We can approach this problem using two pointers, enabling us to efficiently navigate through the strings in a single pass. If we observe that the current character in word1 matches the corresponding character in word2, it indicates we’ve successfully located word1’s character, prompting us to advance to word1’s next character by moving its pointer forward. Regardless of whether there’s a match, we always increment word2’s pointer at each step, suggesting that this algorithm could also be structured with a for loop. word1 qualifies as a subsequence of word2 if we can locate all of word1’s characters within word2, which is confirmed when word1Pointer reaches the end of word1.
class SubSequenceVerifier {
public boolean isSubsequence(String word1, String word2) {
int word1Index = 0;
int word2Index = 0;
while (word1Index < word1.length() && word2Index < word2.length()) {
if (word1.charAt(word1Index) == word2.charAt(word2Index)) {
word1Index++;
}
word2Index++;
}
return word1Index == word1.length();
}
}Just like all the prior examples, this solution uses O(1) space. The time complexity is linear with the lengths of word1 and word2.
Extending the Two Pointers Approach
The Two Pointers technique isn’t limited to arrays and strings; it’s a conceptual tool that can be adapted to various data structures and problems. For instance, it’s equally applicable in linked lists, dynamic arrays, and even when dealing with two separate sequences simultaneously. Two pointers just refers to using two integer variables to move along some iterables.
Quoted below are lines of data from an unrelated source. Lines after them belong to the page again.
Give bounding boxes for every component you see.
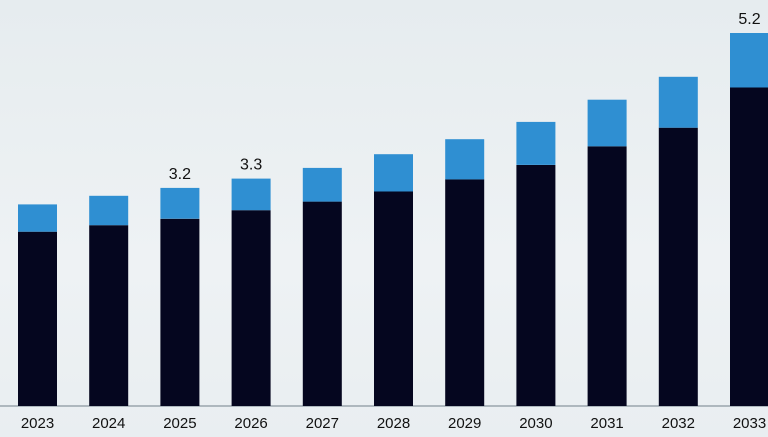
bar-2025-segment-1: [160, 218, 200, 406]
x-tick-labels-group: 2023 2024 2025 2026 2027 2028 2029 2030 2031 2032…: [21, 415, 766, 432]
value-label-2033: 5.2: [738, 11, 760, 28]
bar-2029-segment-1: [445, 179, 485, 406]
bar-2027-segment-1: [302, 201, 342, 406]
bar-2032-segment-1: [658, 127, 698, 406]
x-tick-label: 2033: [733, 415, 766, 432]
value-labels-group: 3.2 3.3 5.2: [169, 11, 761, 183]
bar-2026-segment-1: [231, 210, 271, 406]
x-tick-label: 2029: [448, 415, 481, 432]
x-tick-label: 2032: [662, 415, 695, 432]
x-tick-label: 2024: [92, 415, 125, 432]
x-tick-label: 2030: [519, 415, 552, 432]
bar-2033-segment-1: [730, 87, 768, 406]
bar-2032-segment-2: [658, 76, 698, 128]
bar-2030-segment-1: [516, 165, 556, 406]
bar-2030-segment-2: [516, 121, 556, 165]
bar-2024-segment-1: [89, 225, 129, 406]
x-tick-label: 2026: [234, 415, 267, 432]
bar-2031-segment-1: [587, 146, 627, 407]
bars-group: [18, 33, 768, 407]
value-label-2025: 3.2: [169, 166, 191, 183]
bar-2029-segment-2: [445, 139, 485, 180]
x-tick-label: 2023: [21, 415, 54, 432]
value-label-2026: 3.3: [240, 157, 262, 174]
bar-2028-segment-2: [374, 154, 413, 192]
bar-2026-segment-2: [231, 178, 271, 211]
bar-2033-segment-2: [730, 33, 768, 88]
x-tick-label: 2027: [306, 415, 339, 432]
bar-2024-segment-2: [89, 195, 129, 226]
bar-2023-segment-1: [18, 231, 57, 406]
x-tick-label: 2025: [163, 415, 196, 432]
bar-2031-segment-2: [587, 99, 627, 147]
bar-2027-segment-2: [302, 167, 342, 202]
bar-2028-segment-1: [374, 191, 413, 406]
x-tick-label: 2028: [377, 415, 410, 432]
x-tick-label: 2031: [590, 415, 623, 432]
bar-2025-segment-2: [160, 187, 200, 219]
bar-2023-segment-2: [18, 204, 57, 232]
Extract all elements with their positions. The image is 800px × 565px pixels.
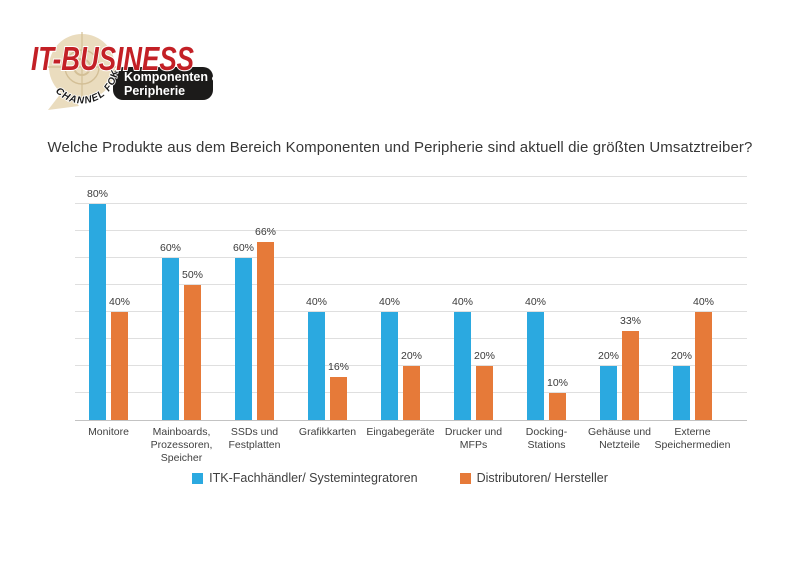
x-axis-label-7: Gehäuse und Netzteile bbox=[587, 426, 652, 451]
gridline-80 bbox=[75, 203, 747, 204]
bar-series1-5 bbox=[454, 312, 471, 420]
brand-wordmark: IT-BUSINESS bbox=[31, 40, 194, 77]
value-label: 10% bbox=[546, 377, 568, 389]
bar-series1-3 bbox=[308, 312, 325, 420]
bar-series2-0 bbox=[111, 312, 128, 420]
value-label: 60% bbox=[232, 242, 254, 254]
x-axis-label-5: Drucker und MFPs bbox=[444, 426, 503, 451]
value-label: 20% bbox=[400, 350, 422, 362]
value-label: 40% bbox=[524, 296, 546, 308]
bar-series1-7 bbox=[600, 366, 617, 420]
legend-label: ITK-Fachhändler/ Systemintegratoren bbox=[209, 471, 418, 485]
gridline-70 bbox=[75, 230, 747, 231]
value-label: 16% bbox=[327, 360, 349, 373]
bar-series2-5 bbox=[476, 366, 493, 420]
legend-swatch-icon bbox=[192, 472, 204, 484]
gridline-60 bbox=[75, 257, 747, 258]
legend-item-itk-fachhaendler: ITK-Fachhändler/ Systemintegratoren bbox=[192, 471, 418, 485]
bar-series2-2 bbox=[257, 241, 274, 420]
logo-graphic: Komponenten & Peripherie CHANNEL FOKUS I… bbox=[23, 13, 221, 110]
x-axis-label-6: Docking- Stations bbox=[525, 426, 568, 451]
bar-series2-7 bbox=[622, 330, 639, 420]
gridline-40 bbox=[75, 311, 747, 312]
bar-series1-2 bbox=[235, 258, 252, 420]
badge-text-line2: Peripherie bbox=[124, 84, 185, 98]
it-business-logo: Komponenten & Peripherie CHANNEL FOKUS I… bbox=[23, 13, 223, 117]
bar-series2-3 bbox=[330, 376, 347, 420]
value-label: 40% bbox=[378, 296, 400, 308]
legend-item-distributoren: Distributoren/ Hersteller bbox=[459, 471, 608, 485]
bar-chart-plot-area: 80% 40% 60% 50% 60% 66% 40% 16% 40% 20% 40% 20% 40% 1… bbox=[75, 176, 747, 421]
value-label: 40% bbox=[305, 296, 327, 308]
x-axis-label-0: Monitore bbox=[88, 426, 129, 438]
x-axis-label-3: Grafikkarten bbox=[298, 426, 357, 438]
x-axis-label-8: Externe Speichermedien bbox=[654, 426, 731, 451]
value-label: 20% bbox=[473, 350, 495, 362]
badge-text-line1: Komponenten & bbox=[124, 70, 221, 84]
bar-series1-8 bbox=[673, 366, 690, 420]
value-label: 66% bbox=[254, 225, 276, 238]
gridline-30 bbox=[75, 338, 747, 339]
x-axis-label-2: SSDs und Festplatten bbox=[228, 426, 281, 451]
gridline-20 bbox=[75, 365, 747, 366]
x-axis-label-1: Mainboards, Prozessoren, Speicher bbox=[150, 426, 213, 464]
value-label: 20% bbox=[597, 350, 619, 362]
chart-legend: ITK-Fachhändler/ Systemintegratoren Distr… bbox=[0, 471, 800, 485]
gridline-90 bbox=[75, 176, 747, 177]
bar-series2-6 bbox=[549, 393, 566, 420]
value-label: 60% bbox=[159, 242, 181, 254]
x-axis-labels: Monitore Mainboards, Prozessoren, Speiche… bbox=[75, 426, 747, 470]
bar-series2-4 bbox=[403, 366, 420, 420]
chart-title: Welche Produkte aus dem Bereich Komponen… bbox=[47, 139, 753, 156]
crosshair-icon bbox=[47, 32, 118, 103]
bar-series1-4 bbox=[381, 312, 398, 420]
value-label: 33% bbox=[619, 314, 641, 327]
value-label: 20% bbox=[670, 350, 692, 362]
bar-series2-8 bbox=[695, 312, 712, 420]
badge-background bbox=[113, 67, 213, 100]
bar-series2-1 bbox=[184, 285, 201, 420]
speech-bubble-tail bbox=[48, 88, 79, 110]
gridline-50 bbox=[75, 284, 747, 285]
value-label: 80% bbox=[86, 188, 108, 200]
value-label: 40% bbox=[692, 296, 714, 308]
value-label: 40% bbox=[451, 296, 473, 308]
bar-series1-0 bbox=[89, 204, 106, 420]
bar-series1-6 bbox=[527, 312, 544, 420]
x-axis-label-4: Eingabegeräte bbox=[366, 426, 435, 438]
bar-series1-1 bbox=[162, 258, 179, 420]
legend-label: Distributoren/ Hersteller bbox=[476, 471, 608, 485]
value-label: 50% bbox=[181, 269, 203, 281]
value-label: 40% bbox=[108, 296, 130, 308]
legend-swatch-icon bbox=[459, 472, 471, 484]
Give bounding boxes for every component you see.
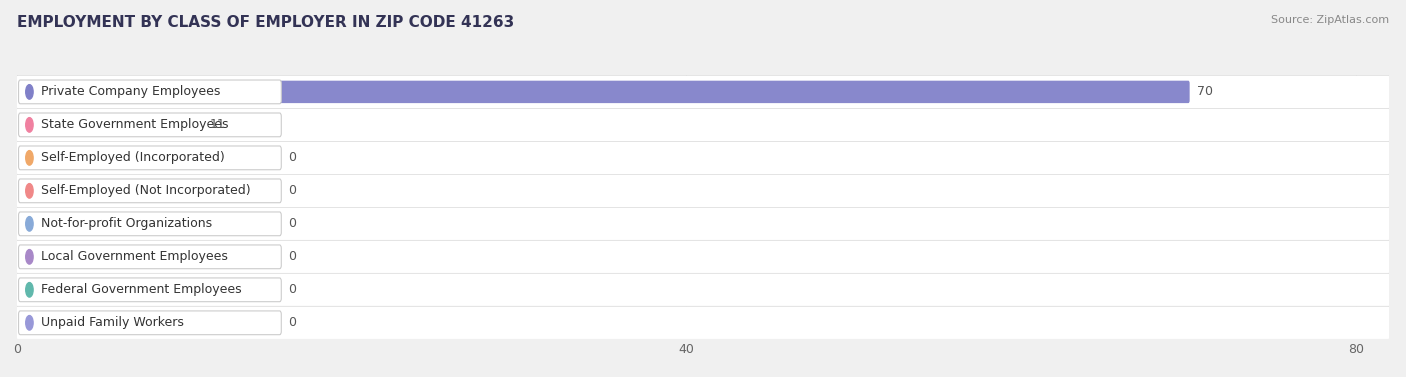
FancyBboxPatch shape <box>15 306 1391 339</box>
FancyBboxPatch shape <box>18 180 276 202</box>
FancyBboxPatch shape <box>15 273 1391 306</box>
Text: Local Government Employees: Local Government Employees <box>41 250 228 263</box>
FancyBboxPatch shape <box>18 213 276 235</box>
Text: 0: 0 <box>288 152 297 164</box>
Text: Federal Government Employees: Federal Government Employees <box>41 284 242 296</box>
Text: EMPLOYMENT BY CLASS OF EMPLOYER IN ZIP CODE 41263: EMPLOYMENT BY CLASS OF EMPLOYER IN ZIP C… <box>17 15 515 30</box>
Text: 0: 0 <box>288 284 297 296</box>
Text: 0: 0 <box>288 316 297 329</box>
Circle shape <box>25 316 34 330</box>
FancyBboxPatch shape <box>18 245 281 269</box>
FancyBboxPatch shape <box>18 311 281 335</box>
FancyBboxPatch shape <box>18 80 281 104</box>
FancyBboxPatch shape <box>18 279 276 301</box>
Circle shape <box>25 150 34 165</box>
Text: 0: 0 <box>288 184 297 197</box>
Text: 0: 0 <box>288 250 297 263</box>
Circle shape <box>25 184 34 198</box>
FancyBboxPatch shape <box>18 147 276 169</box>
FancyBboxPatch shape <box>15 174 1391 207</box>
FancyBboxPatch shape <box>18 311 276 334</box>
FancyBboxPatch shape <box>15 207 1391 241</box>
FancyBboxPatch shape <box>18 146 281 170</box>
FancyBboxPatch shape <box>15 241 1391 273</box>
Text: 0: 0 <box>288 218 297 230</box>
Text: Source: ZipAtlas.com: Source: ZipAtlas.com <box>1271 15 1389 25</box>
FancyBboxPatch shape <box>15 109 1391 141</box>
FancyBboxPatch shape <box>18 179 281 203</box>
FancyBboxPatch shape <box>18 113 281 137</box>
Circle shape <box>25 216 34 231</box>
Circle shape <box>25 118 34 132</box>
Circle shape <box>25 283 34 297</box>
Text: Not-for-profit Organizations: Not-for-profit Organizations <box>41 218 212 230</box>
Text: Self-Employed (Not Incorporated): Self-Employed (Not Incorporated) <box>41 184 252 197</box>
FancyBboxPatch shape <box>15 141 1391 174</box>
FancyBboxPatch shape <box>18 278 281 302</box>
Circle shape <box>25 250 34 264</box>
Text: Private Company Employees: Private Company Employees <box>41 86 221 98</box>
FancyBboxPatch shape <box>18 81 1189 103</box>
Text: 70: 70 <box>1197 86 1213 98</box>
FancyBboxPatch shape <box>18 246 276 268</box>
FancyBboxPatch shape <box>18 113 202 136</box>
Text: Self-Employed (Incorporated): Self-Employed (Incorporated) <box>41 152 225 164</box>
Circle shape <box>25 84 34 99</box>
Text: 11: 11 <box>209 118 225 131</box>
FancyBboxPatch shape <box>18 212 281 236</box>
Text: Unpaid Family Workers: Unpaid Family Workers <box>41 316 184 329</box>
Text: State Government Employees: State Government Employees <box>41 118 229 131</box>
FancyBboxPatch shape <box>15 75 1391 109</box>
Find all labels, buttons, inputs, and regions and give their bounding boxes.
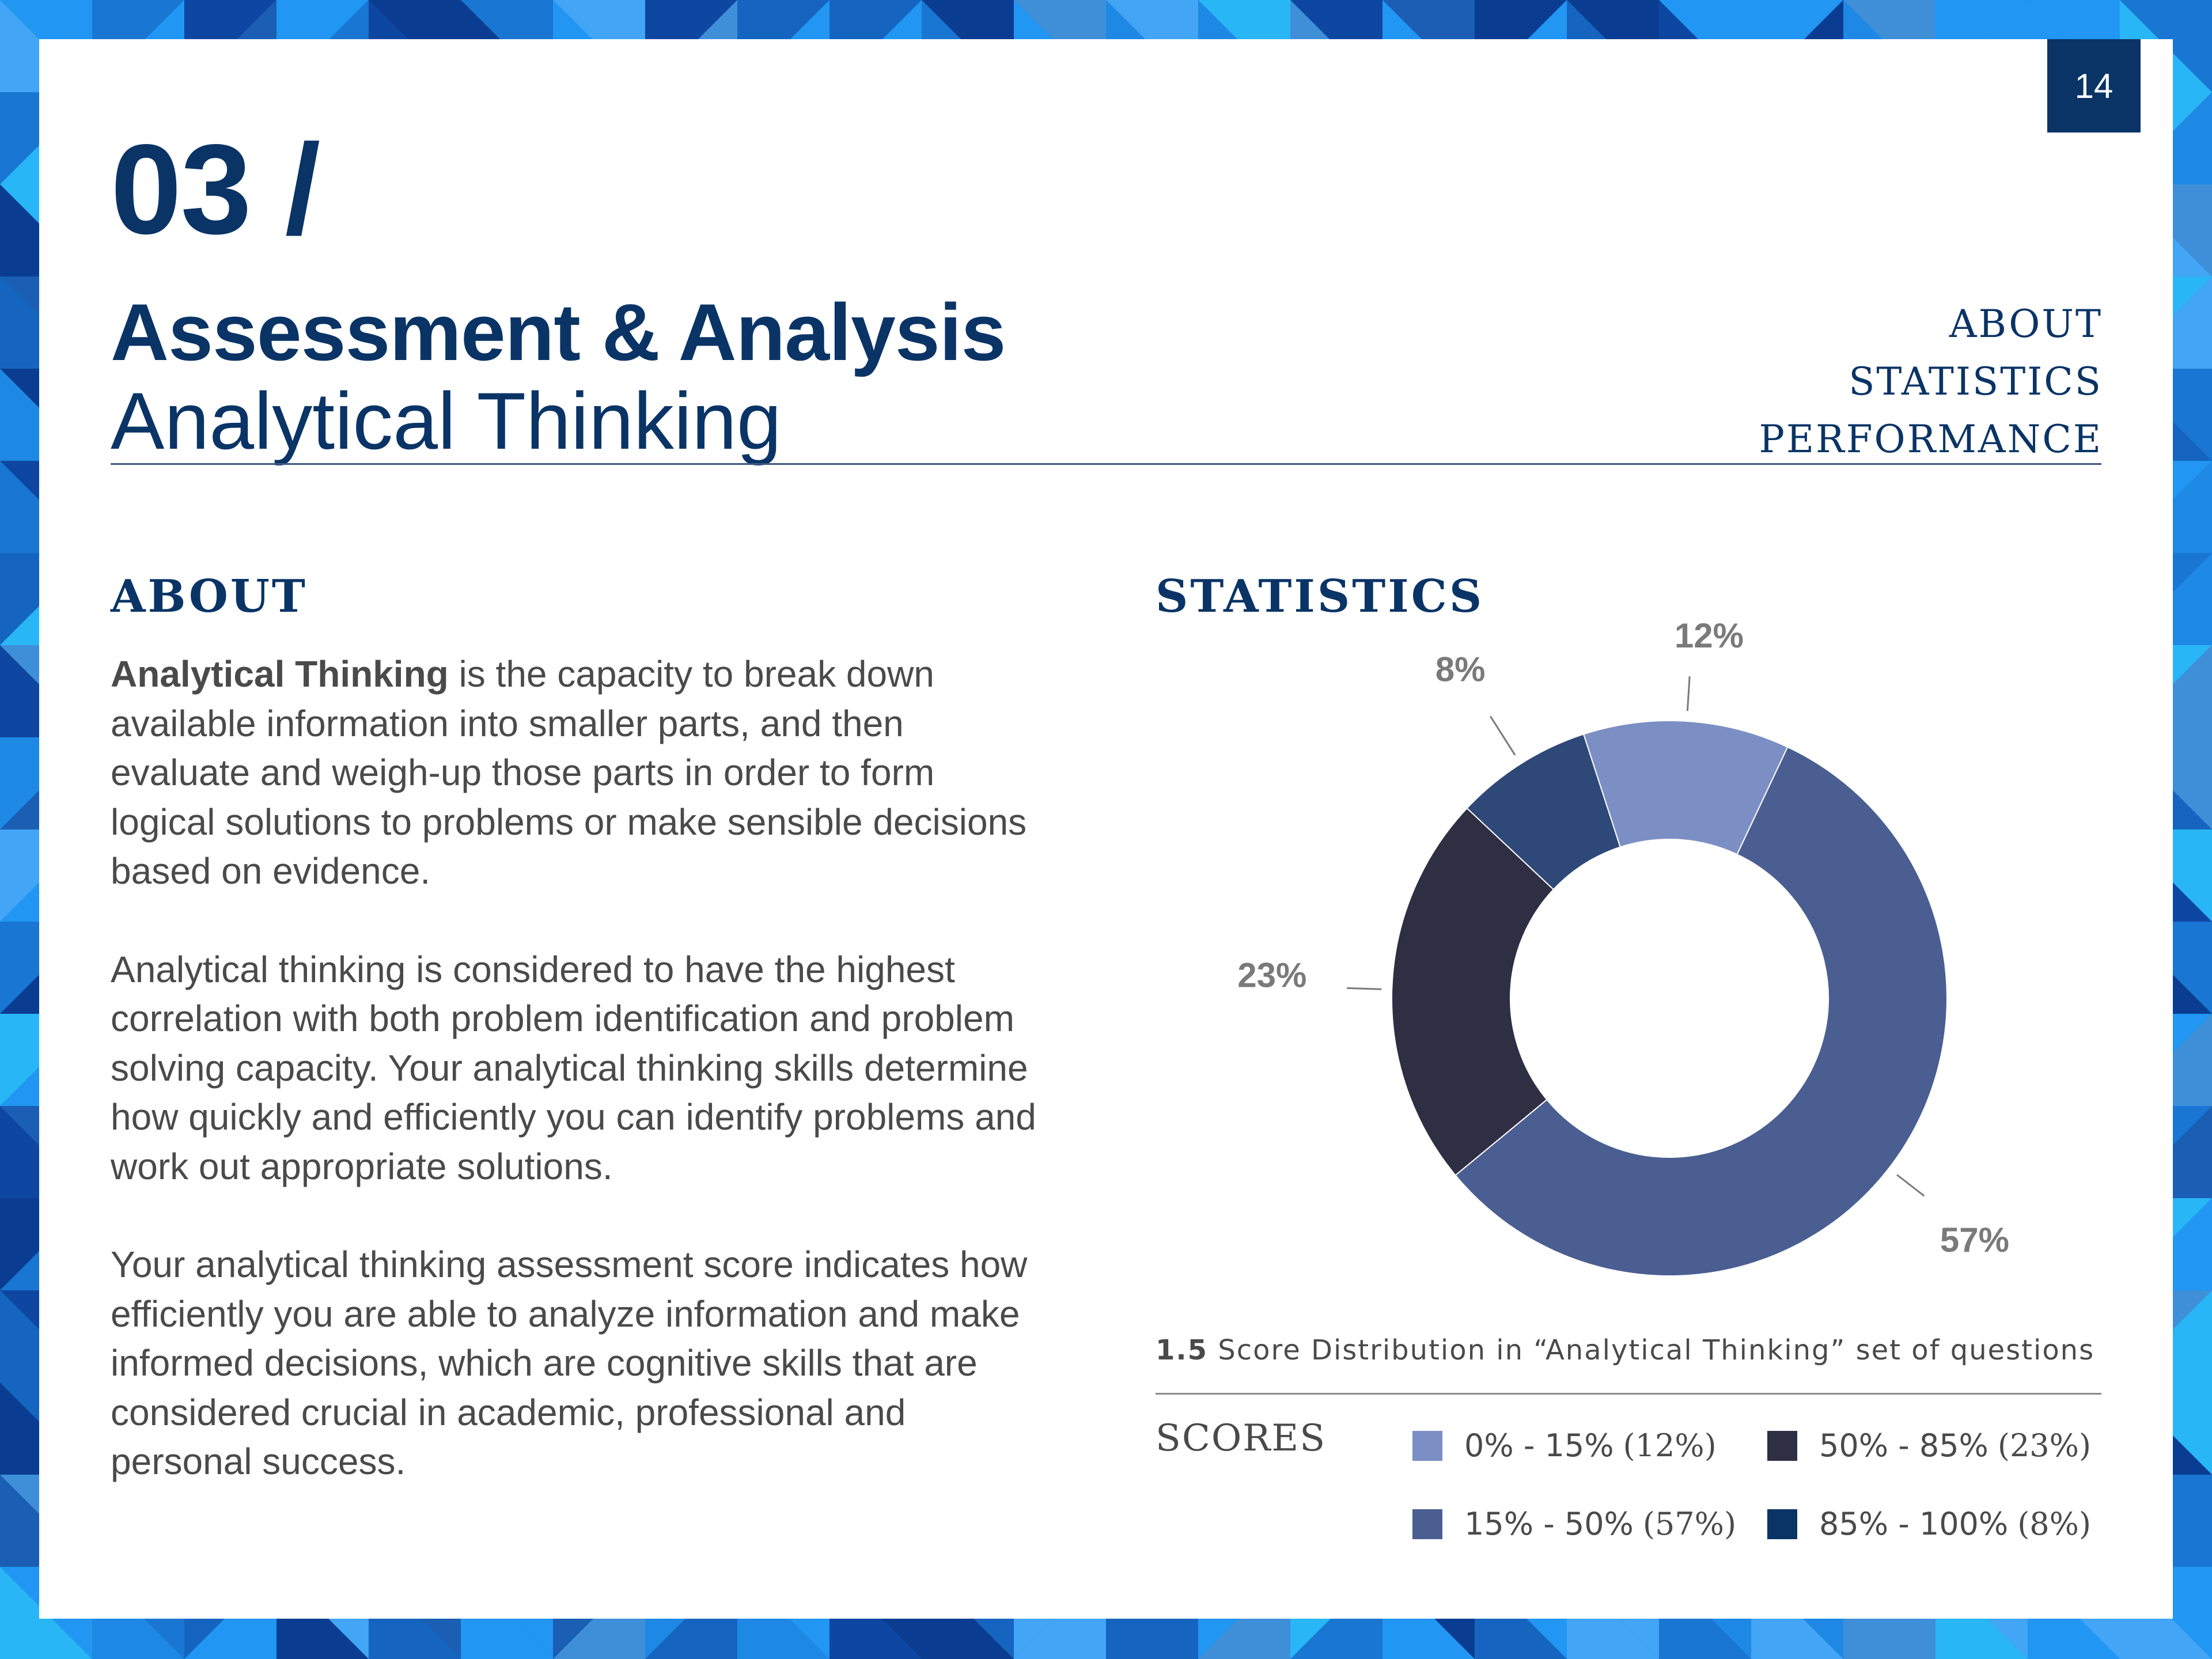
legend-range: 50% - 85% (1819, 1427, 1988, 1464)
data-label: 8% (1435, 650, 1486, 689)
legend-percent: (8%) (2017, 1506, 2092, 1542)
page-number: 14 (2047, 39, 2141, 132)
nav-item-about[interactable]: ABOUT (1949, 302, 2103, 346)
legend-swatch (1412, 1509, 1442, 1539)
legend-item-0-15: 0% - 15% (12%) (1412, 1427, 1717, 1464)
legend-range: 0% - 15% (1464, 1427, 1614, 1464)
about-definition: is the capacity to break down available … (111, 653, 1027, 892)
section-title: Assessment & Analysis (111, 287, 1006, 377)
section-number: 03 / (111, 118, 320, 261)
nav-item-performance[interactable]: PERFORMANCE (1759, 417, 2103, 461)
data-label-leader (1896, 1174, 1925, 1197)
data-label-leader (1347, 987, 1382, 990)
data-label-leader (1489, 715, 1516, 756)
legend-title: SCORES (1156, 1417, 1327, 1460)
section-nav: ABOUT STATISTICS PERFORMANCE (1759, 296, 2103, 468)
data-label-leader (1686, 676, 1691, 711)
caption-text: Score Distribution in “Analytical Thinki… (1208, 1334, 2095, 1366)
about-term: Analytical Thinking (111, 653, 449, 695)
legend-percent: (57%) (1642, 1506, 1737, 1542)
legend-item-15-50: 15% - 50% (57%) (1412, 1506, 1736, 1542)
about-paragraph-3: Your analytical thinking assessment scor… (111, 1244, 1028, 1482)
header-divider (111, 463, 2101, 465)
statistics-heading: STATISTICS (1156, 570, 1484, 623)
legend-item-50-85: 50% - 85% (23%) (1767, 1427, 2091, 1464)
data-label: 23% (1237, 956, 1306, 995)
slice-50-85 (1391, 807, 1555, 1176)
about-paragraph-1: Analytical Thinking is the capacity to b… (111, 650, 1044, 896)
about-heading: ABOUT (111, 570, 308, 623)
legend-percent: (23%) (1997, 1427, 2092, 1464)
score-distribution-donut-chart: 12% 57% 23% 8% (1237, 616, 2009, 1277)
legend-swatch (1412, 1430, 1442, 1461)
slice-85-100 (1466, 733, 1621, 891)
legend-percent: (12%) (1623, 1427, 1717, 1464)
slice-15-50 (1455, 746, 1948, 1277)
data-label: 57% (1940, 1221, 2009, 1259)
legend-swatch (1767, 1430, 1797, 1461)
about-body: Analytical Thinking is the capacity to b… (111, 650, 1044, 1536)
data-label: 12% (1675, 616, 1744, 655)
chart-caption: 1.5 Score Distribution in “Analytical Th… (1156, 1334, 2094, 1366)
legend-range: 85% - 100% (1819, 1506, 2009, 1542)
about-paragraph-2: Analytical thinking is considered to hav… (111, 948, 1036, 1187)
legend-item-85-100: 85% - 100% (8%) (1767, 1506, 2091, 1542)
legend-swatch (1767, 1509, 1797, 1539)
section-subtitle: Analytical Thinking (111, 376, 782, 466)
legend-range: 15% - 50% (1464, 1506, 1634, 1542)
nav-item-statistics[interactable]: STATISTICS (1849, 359, 2103, 404)
caption-number: 1.5 (1156, 1334, 1209, 1366)
legend-divider (1156, 1393, 2101, 1395)
page-sheet: 14 03 / Assessment & Analysis Analytical… (39, 39, 2173, 1619)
The strategies we looked at in this article are the most common patterns, but always be on the lookout for a different way to approach a problem. There are even problems that make use of “three pointers”.
Conclusion
The Two Pointers technique is a testament to the elegance and power of simplicity in algorithm design. By effectively utilizing two indices to navigate through data structures, we can achieve optimal time complexity with minimal space overhead. Whether you’re tackling a palindrome check, searching for a pair with a specific sum, or facing any number of array and string manipulation challenges, the Two Pointers method offers a robust and efficient solution.
In our coding journey, such strategies not only enhances our problem-solving skills but also deepens our understanding of algorithmic efficiency and data structure manipulation. Keep exploring, and any consideration about the article you can let know in the comments.